“It was not moving and its eyes were barely open,” Newberry said. “One of the eyes had a blood vein that popped so it had blood streaks and the other eye was really dilated and closed.”
Crotty said no one is certain how the owl became injured.
“Maybe it was swooping down to get food and was hit by a car,” Crotty said. “We do know the owl was sprayed by a skunk – we could smell that – and there was some damage to its eyes.
Not enough that it can’t be released which is, of course, the 100 percent reason why they are rehabilitated.”
Crotty said this was a dream rescue for Newberry, whose spirit animal is the owl. Newberry said he even has a large owl tattooed on his back.
“I’ve always loved owls,” Newberry said. “They’re majestic creatures. They fly silently, just beautiful.”
Newberry said this was the first time he’d rescued an owl, although he did rescue a kestrel once.
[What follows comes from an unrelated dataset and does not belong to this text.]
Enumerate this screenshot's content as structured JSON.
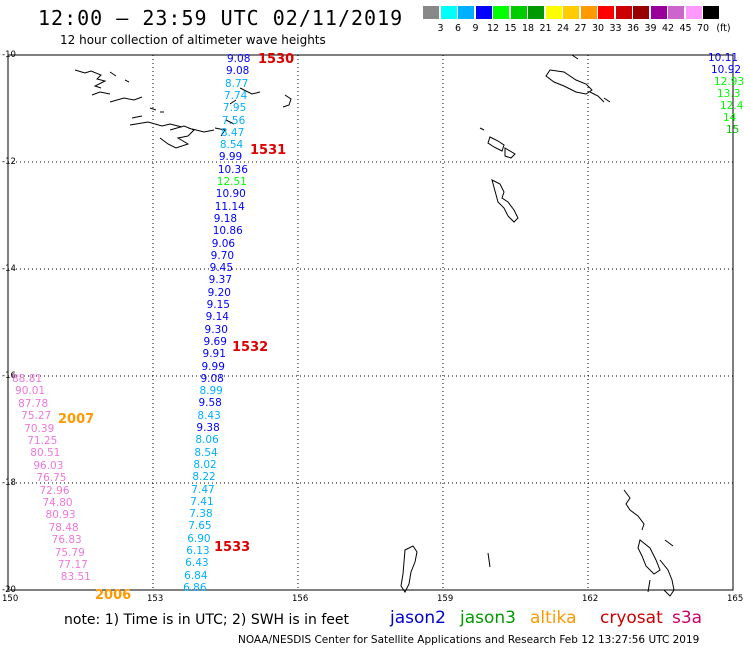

“In my other job, we render fat and bone from butcher shops,” New berry said. “Somehow it had got in the truck, probably to eat something. I noticed it was in there, so I grabbed a burlap sack and placed it over it…when I got back home, I contacted a wildlife rehabber and they came out and picked it up.”
So they brought out a cage and blankets (“We did not want to hurt the owl and we didn’t want to get bit,” Crotty said) and put the owl in the vehicle and took it to the shelter.
“Because we don’t rescue owls or wildlife – we’re just not trained for it – we had no idea what to do for the owl or even what happened on it,” Crotty said.